Where do you see yourself in the future?
I would love to come back here one day and take the fundamentals of the Blue Zone Project and my own training and help to reapply those to make them commonplace here in the Midwest. Food is incredibly important. It is one of the most important factors for health outcomes.
The Blue Zones project was incredibly inspiring to me, and I’d like to take the fundamentals of that project and see about implementing them in as many ways as I can, whether that be change of restaurants, whether that be social programs.
What did cooking look like when you were growing up?
I grew up in a fairly poor household, and neither of my parents really cooked that often, so the bulk of the foods that we got were very cheap and were premade and or prepackaged foods. We ate the same few things every single meal, and I found my health degrading dramatically by the time I was in my late teens, early 20s, and I wanted to try and improve that. I met someone at a local market who kind of became my cooking mentor at the time, and gave me a really old Chinese cookbook, a 1950s Chinese cookbook. I started cooking out of that and my health just improved dramatically.

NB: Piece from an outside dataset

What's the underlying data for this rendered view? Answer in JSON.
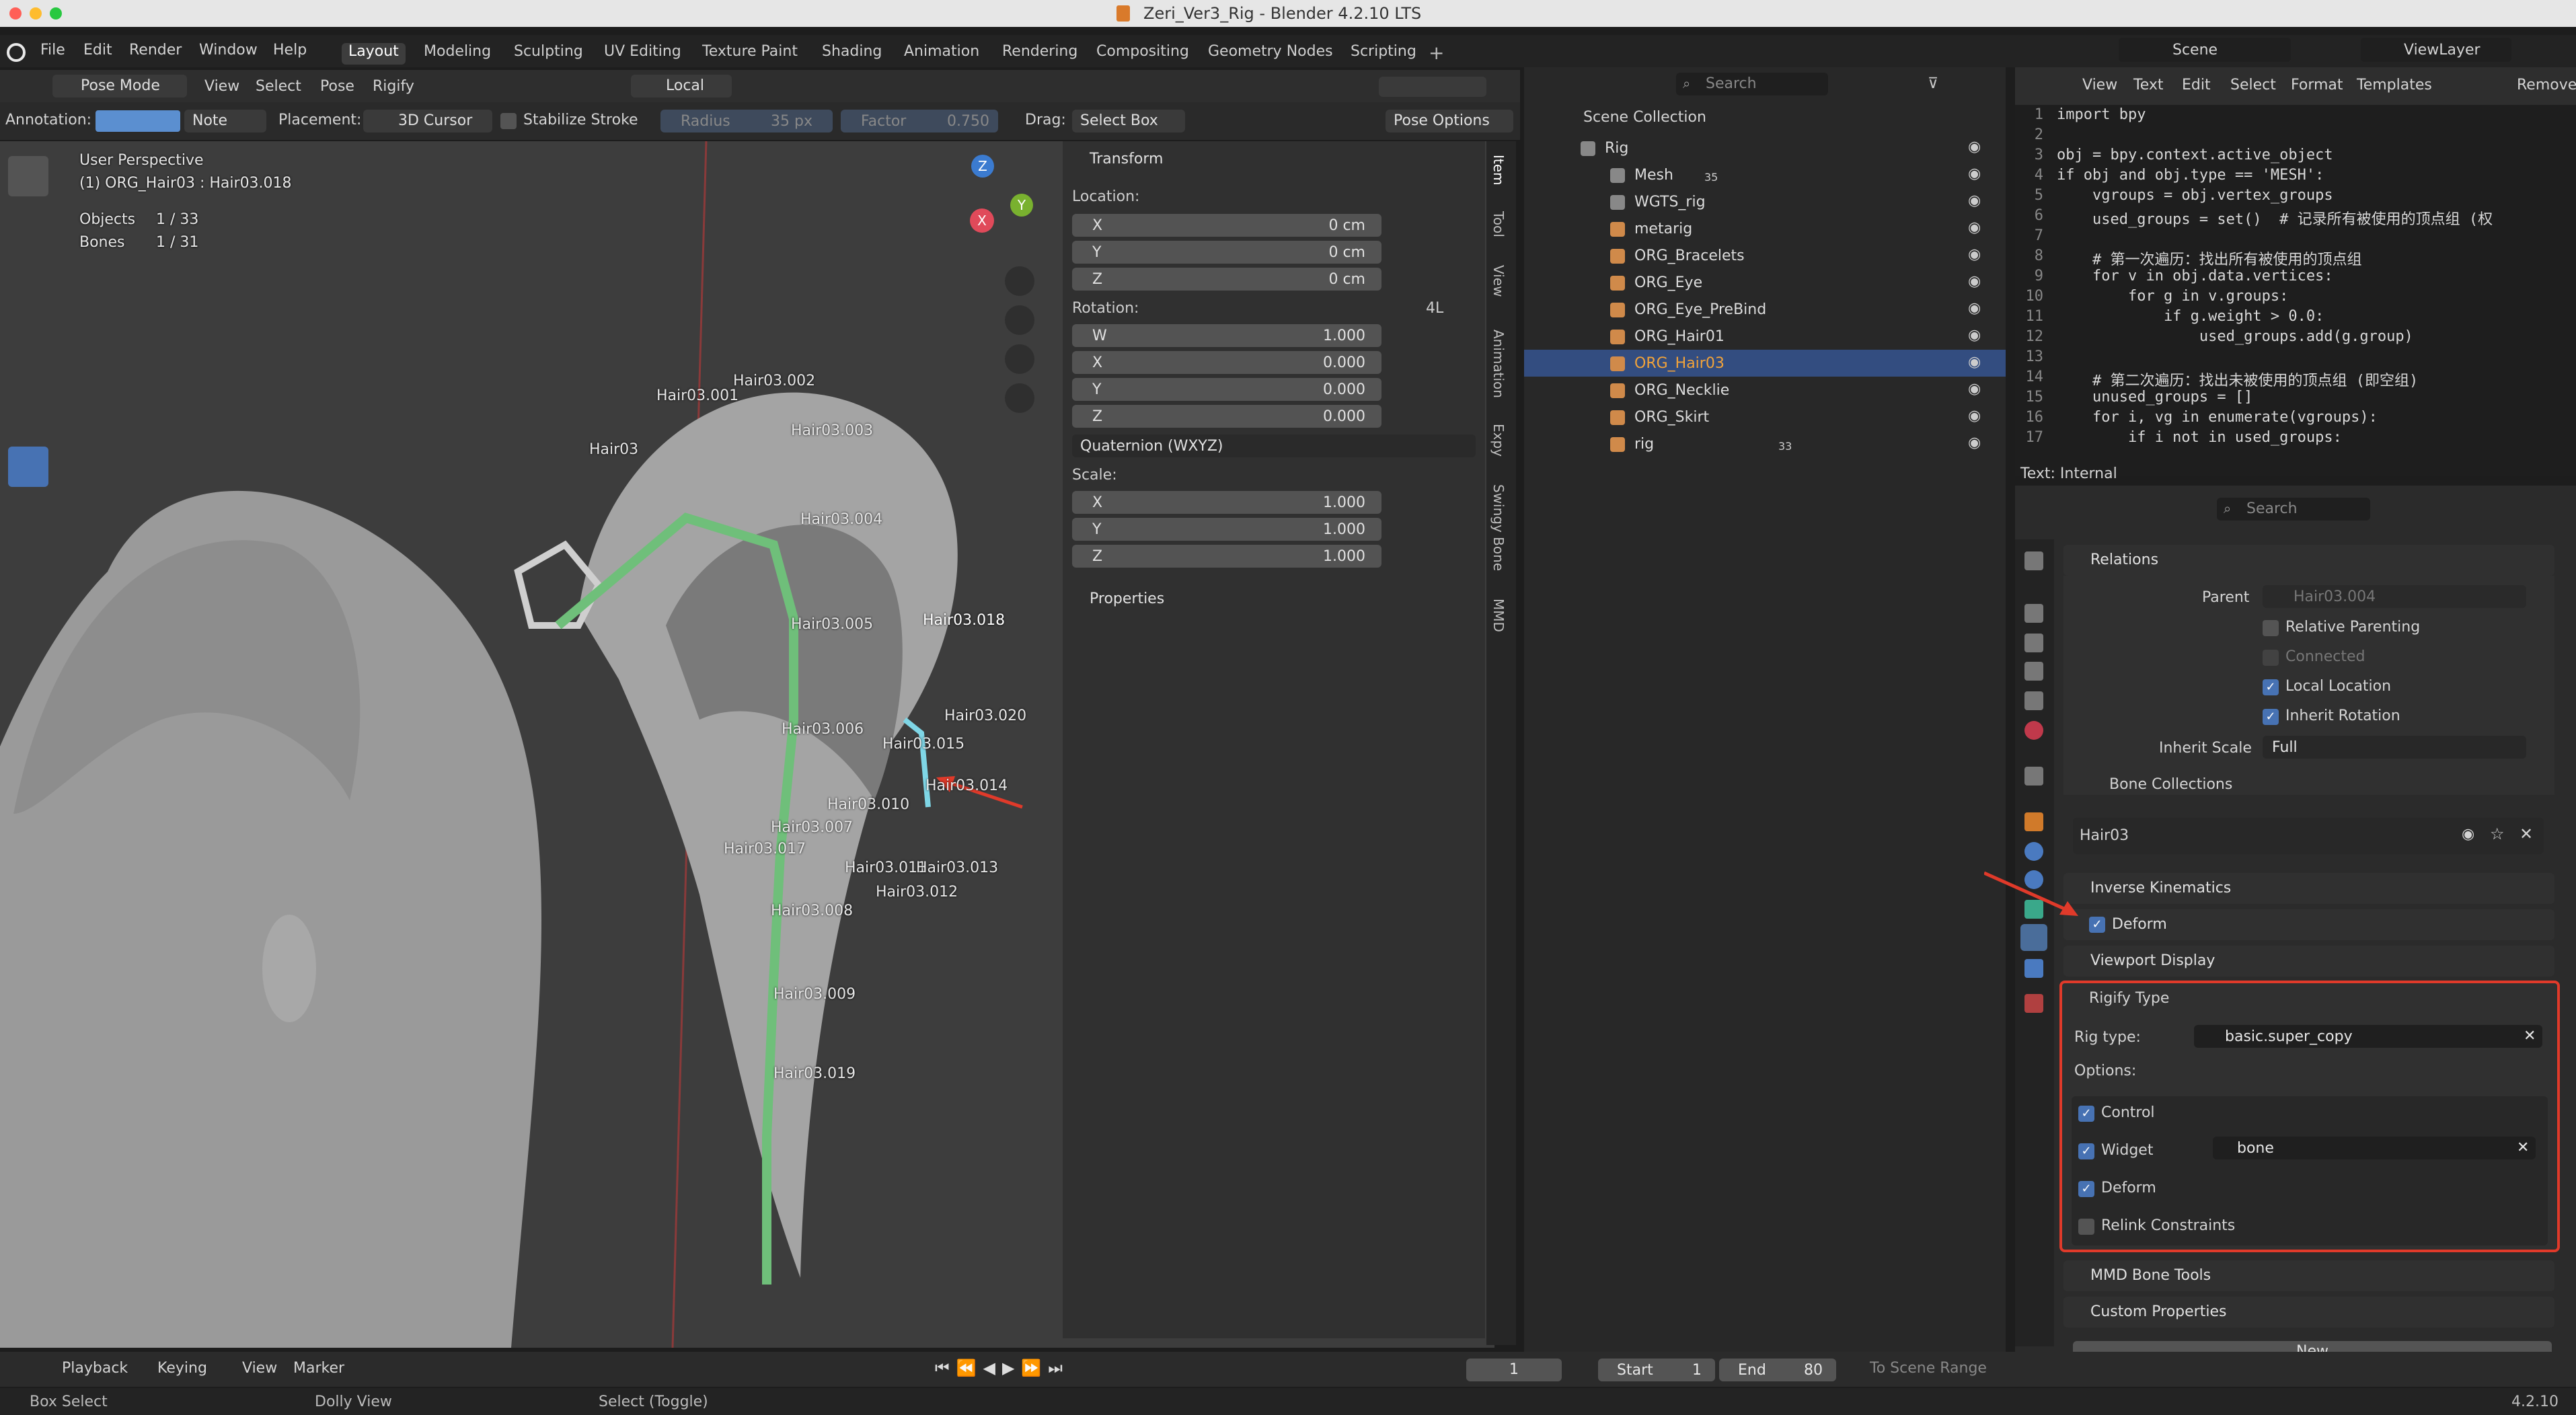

Since then, cooking, it just ended up being a passion. And the last several years, I decided to take it and make it my career. It’s the one thing I’ve enjoyed doing for most of my adult life. So why not make it the thing that I do?

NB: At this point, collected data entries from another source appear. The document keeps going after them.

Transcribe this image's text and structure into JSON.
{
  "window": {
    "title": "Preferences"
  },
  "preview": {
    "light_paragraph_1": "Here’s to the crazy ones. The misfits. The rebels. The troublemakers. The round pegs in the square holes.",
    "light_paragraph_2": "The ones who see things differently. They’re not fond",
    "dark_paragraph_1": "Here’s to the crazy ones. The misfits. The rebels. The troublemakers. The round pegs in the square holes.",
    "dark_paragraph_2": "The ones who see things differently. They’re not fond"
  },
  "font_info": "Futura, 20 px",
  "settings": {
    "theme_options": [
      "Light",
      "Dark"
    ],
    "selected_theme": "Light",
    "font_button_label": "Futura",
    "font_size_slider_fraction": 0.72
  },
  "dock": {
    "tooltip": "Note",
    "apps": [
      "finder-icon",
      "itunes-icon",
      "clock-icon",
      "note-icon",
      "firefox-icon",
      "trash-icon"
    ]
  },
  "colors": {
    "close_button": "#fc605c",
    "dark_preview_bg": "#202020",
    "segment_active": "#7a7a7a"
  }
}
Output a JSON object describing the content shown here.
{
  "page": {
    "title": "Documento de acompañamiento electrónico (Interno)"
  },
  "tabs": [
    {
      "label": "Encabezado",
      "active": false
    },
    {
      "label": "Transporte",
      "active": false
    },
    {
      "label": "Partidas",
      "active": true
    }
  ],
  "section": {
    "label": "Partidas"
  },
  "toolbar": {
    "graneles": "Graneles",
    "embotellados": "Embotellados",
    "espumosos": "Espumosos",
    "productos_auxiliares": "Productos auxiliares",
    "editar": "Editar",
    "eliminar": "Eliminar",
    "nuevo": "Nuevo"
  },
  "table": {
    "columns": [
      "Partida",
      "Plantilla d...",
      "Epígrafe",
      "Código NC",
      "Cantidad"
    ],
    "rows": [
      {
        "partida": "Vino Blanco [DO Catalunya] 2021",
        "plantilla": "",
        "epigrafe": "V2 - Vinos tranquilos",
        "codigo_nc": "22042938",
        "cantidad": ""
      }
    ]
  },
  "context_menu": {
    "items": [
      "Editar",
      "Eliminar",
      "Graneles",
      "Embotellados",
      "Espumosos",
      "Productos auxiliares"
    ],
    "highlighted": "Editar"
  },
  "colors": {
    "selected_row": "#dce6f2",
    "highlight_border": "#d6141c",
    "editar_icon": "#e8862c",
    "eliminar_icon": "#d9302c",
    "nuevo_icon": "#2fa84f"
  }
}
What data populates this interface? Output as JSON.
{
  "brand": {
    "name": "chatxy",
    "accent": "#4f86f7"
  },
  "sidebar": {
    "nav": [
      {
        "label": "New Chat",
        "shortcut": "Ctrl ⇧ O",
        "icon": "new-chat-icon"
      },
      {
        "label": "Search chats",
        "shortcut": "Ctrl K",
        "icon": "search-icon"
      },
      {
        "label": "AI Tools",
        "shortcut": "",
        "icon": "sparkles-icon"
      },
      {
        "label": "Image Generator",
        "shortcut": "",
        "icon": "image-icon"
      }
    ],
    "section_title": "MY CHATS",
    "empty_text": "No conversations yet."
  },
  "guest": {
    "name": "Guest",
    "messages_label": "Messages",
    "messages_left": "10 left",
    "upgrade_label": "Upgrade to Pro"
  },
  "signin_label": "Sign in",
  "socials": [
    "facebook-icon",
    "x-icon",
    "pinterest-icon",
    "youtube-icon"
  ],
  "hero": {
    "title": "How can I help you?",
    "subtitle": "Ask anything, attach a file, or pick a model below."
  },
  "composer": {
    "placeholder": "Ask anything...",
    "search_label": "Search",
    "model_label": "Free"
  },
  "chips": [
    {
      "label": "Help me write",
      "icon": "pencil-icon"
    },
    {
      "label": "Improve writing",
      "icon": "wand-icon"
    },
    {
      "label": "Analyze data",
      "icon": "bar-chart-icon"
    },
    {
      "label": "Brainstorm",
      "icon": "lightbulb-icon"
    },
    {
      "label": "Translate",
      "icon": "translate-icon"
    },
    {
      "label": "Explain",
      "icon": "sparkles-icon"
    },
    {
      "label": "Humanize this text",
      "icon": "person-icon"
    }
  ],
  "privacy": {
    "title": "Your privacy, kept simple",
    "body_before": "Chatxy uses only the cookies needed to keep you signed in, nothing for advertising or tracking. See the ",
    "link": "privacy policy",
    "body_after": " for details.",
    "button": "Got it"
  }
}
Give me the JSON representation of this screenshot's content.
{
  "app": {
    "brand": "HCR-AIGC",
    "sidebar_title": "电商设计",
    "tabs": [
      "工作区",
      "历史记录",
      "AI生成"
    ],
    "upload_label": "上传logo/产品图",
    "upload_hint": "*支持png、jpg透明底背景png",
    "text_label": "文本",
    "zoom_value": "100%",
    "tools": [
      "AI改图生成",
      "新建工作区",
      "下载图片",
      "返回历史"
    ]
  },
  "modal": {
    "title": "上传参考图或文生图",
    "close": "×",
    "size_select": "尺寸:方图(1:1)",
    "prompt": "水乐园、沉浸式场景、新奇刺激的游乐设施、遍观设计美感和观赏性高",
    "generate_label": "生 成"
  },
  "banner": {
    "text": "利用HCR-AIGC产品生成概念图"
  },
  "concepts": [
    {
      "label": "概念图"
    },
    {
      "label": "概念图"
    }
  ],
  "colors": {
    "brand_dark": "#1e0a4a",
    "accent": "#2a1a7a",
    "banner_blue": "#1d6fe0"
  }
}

Do you think a vegan diet is something that could be popular in the Midwest?
Probably not vegan, but plant-forward, yes. This is the heart of dairy country, and you’re not going to change that. But if you change the way people think about plants, you can change diets to be more plant-forward. People don’t have to go vegan to dramatically change. Increasing the amount of fiber you eat, increasing the amount of plants, eating just colorful foods. Trying to get as many different colors of vegetables in their diet as they can, cutting a little bit of meat out, a little bit of dairy out, and replacing it with plants, they’ll see dramatic changes in their health.